Central Winger: Pythagorean Expectation tested in MLS

Union celebrate, Revs don't - Central Winger

Photo Credit: 
Getty Images

As soccer analytics continues its slow growth from infancy to childhood, it's natural for the movement to look at strides made in other sports and try to emulate them. Bill James’ Pythagorean Expectation is no exception.

A quick synopses of the baseball Pythagorean: It is a formula that fairly accurately estimates the number of games a baseball team should have won based on the number of runs they scored and the number of runs they conceded. The formula's name, of course, came from its similarity to the Pythagorean Theorem that most of us surely grappled with sometime during high school.

Soccer's equivalent, however, has proven to be significantly more difficult to derive than a2 + b2  = c2 (no offense to Pythagoras). Since soccer games can end in draws, this approximation simply does not work – and there is no easy way around it. Luckily, Dr. Howard Hamilton (@soccermetrics) of Soccermetrics Research (a thought-leader in the current state of soccer analytics) has put in the hard work to unravel this problem. 
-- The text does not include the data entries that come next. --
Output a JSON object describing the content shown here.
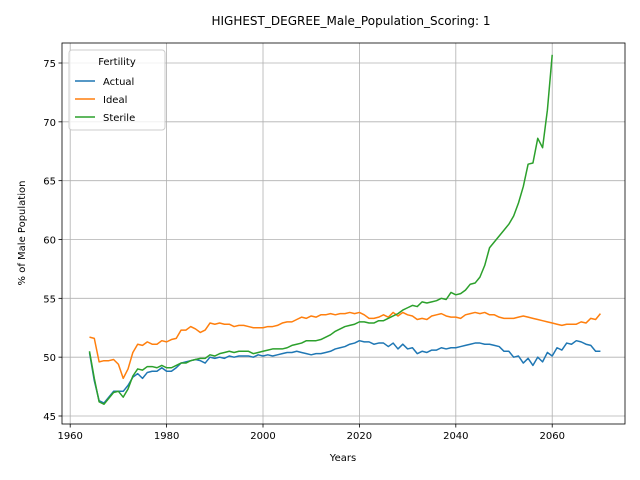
{
  "chart_data": {
    "type": "line",
    "title": "HIGHEST_DEGREE_Male_Population_Scoring: 1",
    "x_label": "Years",
    "y_label": "% of Male Population",
    "legend_title": "Fertility",
    "legend_loc": "upper left",
    "grid": true,
    "xlim": [
      1958.3,
      2075.1
    ],
    "ylim": [
      44.32,
      76.7
    ],
    "xticks": [
      1960,
      1980,
      2000,
      2020,
      2040,
      2060
    ],
    "yticks": [
      45,
      50,
      55,
      60,
      65,
      70,
      75
    ],
    "x": [
      1964,
      1965,
      1966,
      1967,
      1968,
      1969,
      1970,
      1971,
      1972,
      1973,
      1974,
      1975,
      1976,
      1977,
      1978,
      1979,
      1980,
      1981,
      1982,
      1983,
      1984,
      1985,
      1986,
      1987,
      1988,
      1989,
      1990,
      1991,
      1992,
      1993,
      1994,
      1995,
      1996,
      1997,
      1998,
      1999,
      2000,
      2001,
      2002,
      2003,
      2004,
      2005,
      2006,
      2007,
      2008,
      2009,
      2010,
      2011,
      2012,
      2013,
      2014,
      2015,
      2016,
      2017,
      2018,
      2019,
      2020,
      2021,
      2022,
      2023,
      2024,
      2025,
      2026,
      2027,
      2028,
      2029,
      2030,
      2031,
      2032,
      2033,
      2034,
      2035,
      2036,
      2037,
      2038,
      2039,
      2040,
      2041,
      2042,
      2043,
      2044,
      2045,
      2046,
      2047,
      2048,
      2049,
      2050,
      2051,
      2052,
      2053,
      2054,
      2055,
      2056,
      2057,
      2058,
      2059,
      2060,
      2061,
      2062,
      2063,
      2064,
      2065,
      2066,
      2067,
      2068,
      2069,
      2070
    ],
    "series": [
      {
        "name": "Actual",
        "color": "#1f77b4",
        "values": [
          50.4,
          48.0,
          46.3,
          46.1,
          46.6,
          47.1,
          47.1,
          47.1,
          47.6,
          48.3,
          48.6,
          48.2,
          48.7,
          48.8,
          48.8,
          49.1,
          48.8,
          48.8,
          49.1,
          49.5,
          49.6,
          49.7,
          49.8,
          49.7,
          49.5,
          50.0,
          49.9,
          50.0,
          49.9,
          50.1,
          50.0,
          50.1,
          50.1,
          50.1,
          50.0,
          50.2,
          50.1,
          50.2,
          50.1,
          50.2,
          50.3,
          50.4,
          50.4,
          50.5,
          50.4,
          50.3,
          50.2,
          50.3,
          50.3,
          50.4,
          50.5,
          50.7,
          50.8,
          50.9,
          51.1,
          51.2,
          51.4,
          51.3,
          51.3,
          51.1,
          51.2,
          51.2,
          50.9,
          51.2,
          50.7,
          51.1,
          50.7,
          50.8,
          50.3,
          50.5,
          50.4,
          50.6,
          50.6,
          50.8,
          50.7,
          50.8,
          50.8,
          50.9,
          51.0,
          51.1,
          51.2,
          51.2,
          51.1,
          51.1,
          51.0,
          50.9,
          50.5,
          50.5,
          50.0,
          50.1,
          49.5,
          49.9,
          49.3,
          50.0,
          49.6,
          50.4,
          50.1,
          50.8,
          50.6,
          51.2,
          51.1,
          51.4,
          51.3,
          51.1,
          51.0,
          50.5,
          50.5
        ]
      },
      {
        "name": "Ideal",
        "color": "#ff7f0e",
        "values": [
          51.7,
          51.6,
          49.6,
          49.7,
          49.7,
          49.8,
          49.4,
          48.2,
          49.0,
          50.4,
          51.1,
          51.0,
          51.3,
          51.1,
          51.1,
          51.4,
          51.3,
          51.5,
          51.6,
          52.3,
          52.3,
          52.6,
          52.4,
          52.1,
          52.3,
          52.9,
          52.8,
          52.9,
          52.8,
          52.8,
          52.6,
          52.7,
          52.7,
          52.6,
          52.5,
          52.5,
          52.5,
          52.6,
          52.6,
          52.7,
          52.9,
          53.0,
          53.0,
          53.2,
          53.4,
          53.3,
          53.5,
          53.4,
          53.6,
          53.6,
          53.7,
          53.6,
          53.7,
          53.7,
          53.8,
          53.7,
          53.8,
          53.6,
          53.3,
          53.3,
          53.4,
          53.6,
          53.4,
          53.8,
          53.5,
          53.8,
          53.6,
          53.5,
          53.2,
          53.3,
          53.2,
          53.5,
          53.6,
          53.7,
          53.5,
          53.4,
          53.4,
          53.3,
          53.6,
          53.7,
          53.8,
          53.7,
          53.8,
          53.6,
          53.6,
          53.4,
          53.3,
          53.3,
          53.3,
          53.4,
          53.5,
          53.4,
          53.3,
          53.2,
          53.1,
          53.0,
          52.9,
          52.8,
          52.7,
          52.8,
          52.8,
          52.8,
          53.0,
          52.9,
          53.3,
          53.2,
          53.7
        ]
      },
      {
        "name": "Sterile",
        "color": "#2ca02c",
        "values": [
          50.5,
          48.2,
          46.2,
          46.0,
          46.5,
          47.0,
          47.1,
          46.6,
          47.3,
          48.4,
          49.0,
          48.9,
          49.2,
          49.2,
          49.1,
          49.3,
          49.1,
          49.1,
          49.3,
          49.5,
          49.5,
          49.7,
          49.8,
          49.9,
          49.9,
          50.2,
          50.1,
          50.3,
          50.4,
          50.5,
          50.4,
          50.5,
          50.5,
          50.5,
          50.3,
          50.4,
          50.5,
          50.6,
          50.7,
          50.7,
          50.7,
          50.8,
          51.0,
          51.1,
          51.2,
          51.4,
          51.4,
          51.4,
          51.5,
          51.7,
          51.9,
          52.2,
          52.4,
          52.6,
          52.7,
          52.8,
          53.0,
          53.0,
          52.9,
          52.9,
          53.1,
          53.1,
          53.3,
          53.5,
          53.7,
          54.0,
          54.2,
          54.4,
          54.3,
          54.7,
          54.6,
          54.7,
          54.8,
          55.0,
          54.9,
          55.5,
          55.3,
          55.4,
          55.7,
          56.2,
          56.3,
          56.8,
          57.8,
          59.3,
          59.8,
          60.3,
          60.8,
          61.3,
          62.0,
          63.1,
          64.5,
          66.4,
          66.5,
          68.6,
          67.8,
          71.0,
          75.7,
          null,
          null,
          null,
          null,
          null,
          null,
          null,
          null,
          null,
          null
        ]
      }
    ]
  }
}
Building off the extensive theoretical work on the Pythagorean Win-Loss formula in Baseball by Steven Miller, Howard derived an elegant methodology for estimating not just the amount of wins and losses a soccer team would accrue over the course of the season, but also the number of draws (and by extension: points). With the recent conclusion of the 2012 MLS season, Howard has published his end-of-year results. This is the table replicated here:

  League Table Pythagorean
Team GP W D L GF GA GD Pts W D L Pts Δ
San Jose Earthquakes 34 19 9 6 72 43 +29 66 19 7 8 64 +2
Sporting Kansas City 34 18 9 7 42 27 +15 63 16 10 8 58 +5
D.C. United 34 17 7 10 53 43 +10 58 15 9 10 54 +4
Red Bull New York 34 16 9 9 57 46 +11 57 15 8 11 53 +4
Real Salt Lake 34 17 6 11 46 35 +11 57 15 9 10 54 +3
Chicago Fire 34 17 6 11 46 41 +5 57 14 9 11 51 +6
Seattle Sounders FC 34 15 11 8 51 33 +18 56 17 9 8 60 -4
LA Galaxy 34 16 6 12 59 47 +12 54 15 8 11 53 +1
Houston Dynamo 34 14 11 9 48 41 +7 53 14 9 11 51 +2
Columbus Crew 34 15 7 12 44 44 +0 52 12 9 13 45 +7
Vancouver Whitecaps 34 11 10 13 35 41 -6 43 11 10 13 43 +0
Impact de Montréal 34 12 6 16 45 51 -6 42 11 9 14 42 +0
FC Dallas 34 9 12 13 42 47 -5 39 11 9 14 42 -3
Colorado Rapids 34 11 4 19 44 50 -6 37 11 9 14 42 -5
Philadelphia Union 34 10 6 18 37 45 -8 36 10 9 15 39 -3
New England Revolution 34 9 8 17 39 44 -5 35 11 9 14 42 -7
Portland Timbers 34 8 10 16 34 56 -22 34 8 9 17 33 +1
Chivas USA 34 7 9 18 24 58 -34 30 5 8 21 23 +7
Toronto FC 34 5 8 21 36 62 -26 23 8 8 18 32 -9

On the left side of the table are the final results for the 2012 MLS Supporters’ Shield race. And, appended, is the team's pythagorean expectation including the “delta” (or residual) which denotes just how far off the estimation is from reality.

In other words, this is Howard fact-checking his own system. And they compare remarkably well to the actual results of the regular season – placing only a handful of teams out of order. Howard mentioned to me that the average residual for the soccer pythagorean is between three and four, and that residuals beyond that should garner the most attention.

So, that's where we will investigate.

According to the soccer pythagorean, the most over-performing teams in the 2012 MLS regular season were the Columbus Crew (+7) and Chivas USA (+7). On the other end, the New England Revolution (-7) and Toronto FC (-9) appear to be the most under-performing squads. 

Now, remember what this table is estimating (points) and what it is based on (goals for and against). Essentially, it is suggesting that the New England Revolution – after scoring 39 goals and conceding 44 goals – would have usually been expected to earn 42 points this season instead of 35.

Having ventured to Gillette Stadium a few times this year, I think I can provide decent commentary for this result. Of the 17 games that the Revolution lost this season, only two were by a more than a single goal. Understandably, this method (and a normal human being) would expect that of the 15 single-goal losses suffered by the Revolution this season, at least a few would have sneaked into a draw. I expect that some of the other outlying teams are suffering (or benefiting) from a similar circumstance.

The question here ultimately boils down to “what causes these outlying residuals?” Some people would quickly pin this to “luck” – and they might be correct.